Page 127 - Рассказы. Повести. Пьесы
P. 127
Разговорились. «Такие-то дела, говорю, молодой человек. Читал я, говорю, что какой-то
немец — забыл его фамилию — добыл из человеческого мозга новый алкалоид — идиотин».
Что ж вы думаете? Поверил и даже на лице своем уважение изобразил: знай, мол, наших! А
то намедни прихожу я в театр. Сажусь. Как раз впереди меня, в следующем ряду, сидят
каких-то два: один «из насих» и, по-видимому, юрист, другой, лохматый — медик. Медик
пьян, как сапожник. На сцену — ноль внимания. Знай себе дремлет да носом клюет. Но как
только какой-нибудь актер начнет громко читать монолог или просто возвысит голос, мой
медик вздрагивает, толкает своего соседа в бок и спрашивает: «Что он говорит?

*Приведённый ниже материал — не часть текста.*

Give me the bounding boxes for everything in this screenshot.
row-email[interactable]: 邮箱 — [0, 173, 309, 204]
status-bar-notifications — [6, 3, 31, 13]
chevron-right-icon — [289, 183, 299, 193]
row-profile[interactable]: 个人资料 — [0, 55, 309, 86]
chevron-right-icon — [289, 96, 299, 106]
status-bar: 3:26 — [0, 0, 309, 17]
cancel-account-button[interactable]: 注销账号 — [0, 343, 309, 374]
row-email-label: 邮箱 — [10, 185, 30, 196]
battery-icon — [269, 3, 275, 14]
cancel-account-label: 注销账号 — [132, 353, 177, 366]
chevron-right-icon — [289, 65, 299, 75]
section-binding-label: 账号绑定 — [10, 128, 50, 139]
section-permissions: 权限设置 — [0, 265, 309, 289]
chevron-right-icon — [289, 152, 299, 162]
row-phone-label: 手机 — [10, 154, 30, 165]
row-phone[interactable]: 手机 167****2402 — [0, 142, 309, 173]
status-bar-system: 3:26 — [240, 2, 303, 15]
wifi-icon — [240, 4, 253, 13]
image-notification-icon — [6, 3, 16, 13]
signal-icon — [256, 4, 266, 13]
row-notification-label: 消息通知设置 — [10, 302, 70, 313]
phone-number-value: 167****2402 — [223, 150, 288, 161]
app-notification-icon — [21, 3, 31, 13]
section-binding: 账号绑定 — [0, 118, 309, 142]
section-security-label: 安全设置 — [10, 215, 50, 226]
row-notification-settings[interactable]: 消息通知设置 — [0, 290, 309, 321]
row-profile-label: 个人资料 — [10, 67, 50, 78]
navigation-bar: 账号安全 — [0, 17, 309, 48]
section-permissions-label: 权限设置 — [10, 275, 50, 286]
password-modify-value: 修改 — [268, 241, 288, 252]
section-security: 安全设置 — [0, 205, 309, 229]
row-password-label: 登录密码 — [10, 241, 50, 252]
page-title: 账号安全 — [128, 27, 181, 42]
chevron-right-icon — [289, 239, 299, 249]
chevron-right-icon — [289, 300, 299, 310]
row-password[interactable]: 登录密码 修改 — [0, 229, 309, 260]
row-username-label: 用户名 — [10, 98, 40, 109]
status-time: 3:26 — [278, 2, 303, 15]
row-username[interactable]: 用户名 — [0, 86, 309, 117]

Бла-а-родно?» — «Благородно», — отвечает «из насих». — «Брраво! — орет медик. —
Бла-а-родно! Браво!» Он, видите ли, дубина пьяная, пришел в театр не за искусством, а за
благородством. Ему благородство нужно.
А Катя слушает и смеется. Хохот у нее какой-то странный: вдыхания быстро и
ритмически правильно чередуются с выдыханиями — похоже на то, как будто она играет на
гармонике — и на лице при этом смеются одни только ноздри. Я же падаю духом и не знаю,
что говорить. Выйдя из себя, я вспыхиваю, вскакиваю с места и кричу:
— Замолчите, наконец! Что вы сидите тут, как две жабы, и отравляете воздух своими
дыханиями? Довольно!
И, не дождавшись, когда они кончат злословить, я собираюсь уходить домой. Да уж и
пора: одиннадцатый час.
— А я еще посижу немножко, — говорит Михаил Федорович. — Позволяете,
Екатерина Владимировна?
— Позволяю, — отвечает Катя.
— Bene 26 . В таком случае прикажите подать еще бутылочку.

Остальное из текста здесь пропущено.